I wrote a lot of blog posts by chance, after losing myself on the Internet. It's also the case of the one you're currently reading. I looked for Delta Lake's learning resources and found an interesting schema depicting the Unified Data Management patterns. Since this term was something new for me, and I like everything with the "pattern" in the name, I couldn't miss the opportunity to explore this topic!
New ebook 🔥
Learn 84 ways to solve common data engineering problems with cloud services.
The post will start by presenting all patterns included in this Unified Data Management concept. Later, I will complete this generic description with the corresponding features of Delta Lake, followed by a short demo.
The 8 patterns composing the Unified Data Management are:
- Transactions - no rocket science here, the transactional support means full ACID guarantees of the data in case of a single job or the multiple concurrent jobs working on the same dataset as well.
- Schema metadata management - the dataset written to the storage is described by an external schema. Nothing complicated neither, you certainly know it already from Parquet format.
- Schema enforcement and evolution - in addition to the point above, the schema should not only describe the dataset but also be able to evolve with new generated data. The evolution means here the concepts like backward and forward compatibility.
- Open format - this point is also very clear. The solution shouldn't involve any vendor-locking, i.e. you should be able to freely access and manipulate your data.
- Fine grained updates and deletes - at the beginning of the Big Data era it was not obvious to perform in-place updates or deletes. Even though technically they're not the real in-place changes because always involve rewriting some part of the dataset in new files, it's now possible!
- Simplified Change Data Capture - in other words, the ability to easily stream the changes written on the table.
- Data assert - the ability to control the quality of the data, e.g. by avoiding data corruption in case of invalid schema.

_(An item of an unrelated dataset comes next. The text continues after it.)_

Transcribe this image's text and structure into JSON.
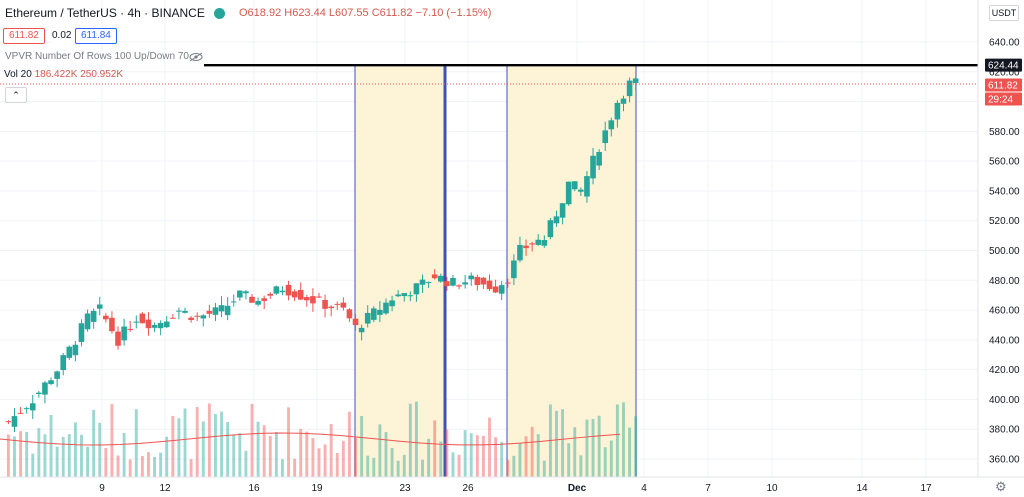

- Optimized query performance - does the storage technology provide any extra query optimization components, like for example the indices?
UDM and Delta Lake
Let's see now how does Delta Lake, quoted in the original article as an example, supports all these features.
- Transactions - ACID guarantee supported.
- Schema metadata management - Delta Lake is a format based on Apache Parquet, so it automatically inherits from its schema capabilities. Moreover, you will find schema-related features like the one from the next point.
- Schema enforcement and evolution - as a writer, unless the schema migration is explicitly allowed, your dataset's schema cannot bring any unexpected changes like an extra column, an existing column of different type or case sensitivity. Schema evolution is supported with the mergeSchema option. The automatic evolution is limited to a bunch of use cases like new fields or some migrations between types. Otherwise, in addition to the mergeSchema option, you'll need to set the overwriteSchema to true, so that the dataset fitting to the new schema can be rewritten.
- Open format - Delta Lake is an Open Source solution within Linux Foundation.
- Fine grained updates and deletes - update and delete operations with filtering conditions that maybe you used in the past with RDBMS, are now also available with Delta Lake.
- Simplified Change Data Capture - Delta Lake supports CDC pattern as the data sink, for example with append write mode, and as the data source thanks to Structured Streaming integration.
- Data assert - can be related to the data corruption protection mechanism based on the schema consistency.
- Optimized query performance - Apache Parquet and columnar storage are good query accelerators. However, the Databricks version of Delta Lake has another accelerator, the Z-Order clustering, very useful to skip the blocks not useful regarding the data processing logic.
Below you can find a quick demo of some of these features:
To sum-up, the idea of the Unified Data Management concept is to provide a single storage layer able to fulfill all of the required patterns listed in the 2 previous sections. Delta Lake demonstrated in the video just above is one of the solutions supporting a major part of them. And now, after writing this article, I have a feeling that the Unified Data Management concept is another name to describe lakehouse architecture. Does it make sense?